NHS Trust Fined £200,000 Following Death of Ellame Ford-Dunn
An NHS trust has been fined £200,000 plus costs after pleading guilty to failing to provide safe care and treatment, resulting in the avoidable harm that led to the death of 17-year-old ellame Ford-Dunn. The sentencing took place on Wednesday, wiht District Judge Tessa Szagun presiding.
The prosecution, brought by the Care Quality Commission, confirmed to Ellame’s parents, Nancy and Ken Ford-Dunn, that their daughter “had been failed by a system that was meant to protect her.”
The trust acknowledged the ward where Ellame was a patient was not adequately equipped to manage vulnerable mental health patients,but stated it had accepted Ellame due to a national shortage of mental health beds for children and adolescents.
Judge Szagun emphasized the obligation of organizations caring for vulnerable individuals, stating, “Any organisation entrusted with the care of amongst the most vulnerable in society … should be alert to and proactive to changes in advice and guidance.” She added that this should have included recognizing the increased pressures on wards accommodating higher-risk patients like Ellame.
The Ford-Dunn family expressed profound grief and anger at the trust’s failure to prevent Ellame’s death. “There is no greater heartbreak than losing a child, but to loose a child you believed was being kept safe creates a pain beyond measure, and a deep, searing anger,” Ken Ford-Dunn said in a statement outside the court.
The family has urged the government to allocate the fine towards improving children’s mental health services, stating, “no financial penalty coudl ever feel proportionate to the destruction that has been caused.” They hope the funds will be used to strengthen support in an area of “urgent need.”
A separate claim for damages against the trust is ongoing. Ellame’s mother added, “We do not want to say more at this stage as we do not want to risk jeopardising the ongoing legal proceedings. This prosecution is an important step in highlighting just one of the many failings in Ellame’s care and brings a first taste of justice on behalf of our darling girl.”

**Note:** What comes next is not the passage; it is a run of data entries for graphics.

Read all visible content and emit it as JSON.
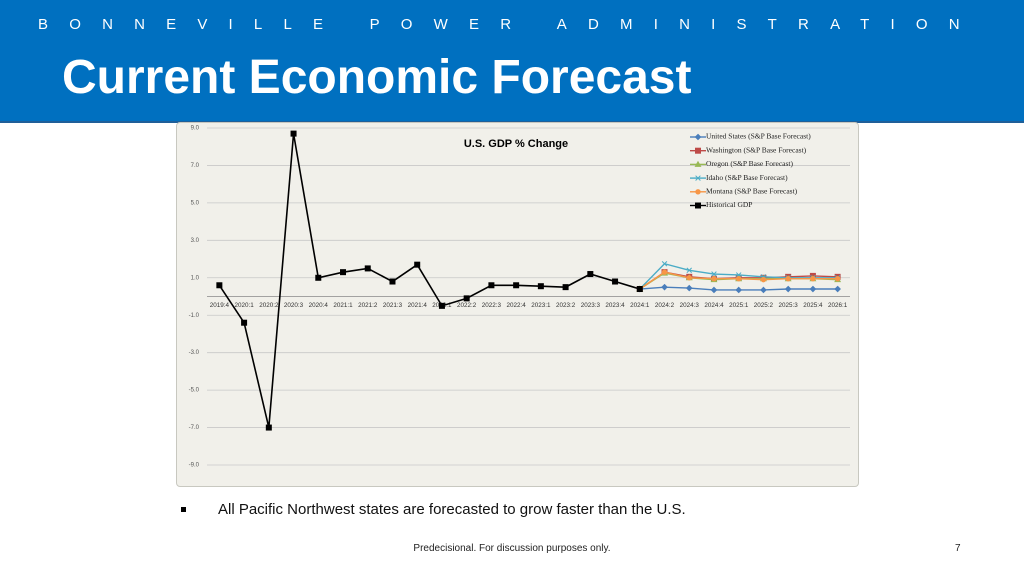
{
  "header": {
    "organization": "BONNEVILLE POWER ADMINISTRATION",
    "title": "Current Economic Forecast"
  },
  "chart_data": {
    "type": "line",
    "title": "U.S. GDP % Change",
    "categories": [
      "2019:4",
      "2020:1",
      "2020:2",
      "2020:3",
      "2020:4",
      "2021:1",
      "2021:2",
      "2021:3",
      "2021:4",
      "2022:1",
      "2022:2",
      "2022:3",
      "2022:4",
      "2023:1",
      "2023:2",
      "2023:3",
      "2023:4",
      "2024:1",
      "2024:2",
      "2024:3",
      "2024:4",
      "2025:1",
      "2025:2",
      "2025:3",
      "2025:4",
      "2026:1"
    ],
    "series": [
      {
        "name": "United States (S&P Base Forecast)",
        "color": "#4a7ebb",
        "marker": "diamond",
        "values": [
          null,
          null,
          null,
          null,
          null,
          null,
          null,
          null,
          null,
          null,
          null,
          null,
          null,
          null,
          null,
          null,
          null,
          0.4,
          0.5,
          0.45,
          0.35,
          0.35,
          0.35,
          0.4,
          0.4,
          0.4
        ]
      },
      {
        "name": "Washington (S&P Base Forecast)",
        "color": "#be4b48",
        "marker": "square",
        "values": [
          null,
          null,
          null,
          null,
          null,
          null,
          null,
          null,
          null,
          null,
          null,
          null,
          null,
          null,
          null,
          null,
          null,
          0.4,
          1.3,
          1.05,
          0.95,
          1.0,
          1.0,
          1.05,
          1.1,
          1.05
        ]
      },
      {
        "name": "Oregon (S&P Base Forecast)",
        "color": "#98b954",
        "marker": "triangle",
        "values": [
          null,
          null,
          null,
          null,
          null,
          null,
          null,
          null,
          null,
          null,
          null,
          null,
          null,
          null,
          null,
          null,
          null,
          0.4,
          1.25,
          1.0,
          0.9,
          0.95,
          0.95,
          0.95,
          0.95,
          0.9
        ]
      },
      {
        "name": "Idaho (S&P Base Forecast)",
        "color": "#4bacc6",
        "marker": "x",
        "values": [
          null,
          null,
          null,
          null,
          null,
          null,
          null,
          null,
          null,
          null,
          null,
          null,
          null,
          null,
          null,
          null,
          null,
          0.4,
          1.75,
          1.4,
          1.2,
          1.15,
          1.05,
          1.0,
          1.0,
          1.0
        ]
      },
      {
        "name": "Montana (S&P Base Forecast)",
        "color": "#f79646",
        "marker": "circle",
        "values": [
          null,
          null,
          null,
          null,
          null,
          null,
          null,
          null,
          null,
          null,
          null,
          null,
          null,
          null,
          null,
          null,
          null,
          0.4,
          1.3,
          1.0,
          0.95,
          0.95,
          0.9,
          0.95,
          0.95,
          0.95
        ]
      },
      {
        "name": "Historical GDP",
        "color": "#000000",
        "marker": "square",
        "values": [
          0.6,
          -1.4,
          -7.0,
          8.7,
          1.0,
          1.3,
          1.5,
          0.8,
          1.7,
          -0.5,
          -0.1,
          0.6,
          0.6,
          0.55,
          0.5,
          1.2,
          0.8,
          0.4,
          null,
          null,
          null,
          null,
          null,
          null,
          null,
          null
        ]
      }
    ],
    "ylim": [
      -9,
      9
    ],
    "yticks": [
      {
        "value": -9,
        "label": "-9.0"
      },
      {
        "value": -7,
        "label": "-7.0"
      },
      {
        "value": -5,
        "label": "-5.0"
      },
      {
        "value": -3,
        "label": "-3.0"
      },
      {
        "value": -1,
        "label": "-1.0"
      },
      {
        "value": 1,
        "label": "1.0"
      },
      {
        "value": 3,
        "label": "3.0"
      },
      {
        "value": 5,
        "label": "5.0"
      },
      {
        "value": 7,
        "label": "7.0"
      },
      {
        "value": 9,
        "label": "9.0"
      }
    ],
    "grid": true,
    "legend": "top-right"
  },
  "note": "All Pacific Northwest states are forecasted to grow faster than the U.S.",
  "footer": "Predecisional. For discussion purposes only.",
  "page_number": "7"
}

Jodie Anderson, a senior caseworker at the charity Inquest, which has been supporting the family, called for ”urgent action to ensure further failures and harms by mental health services are prevented, and to ensure every child and young person in distress receives the care and support they need.”
Counsel for UHSussex,Eleanor Sanderson,told a hearing last month that the trust accepted a core failing was the 2019 missing patient policy,which lacked clarity on procedures to follow when a patient absconds.
An inquest into Ellame’s death was opened last year but adjourned pending the outcome of the prosecution.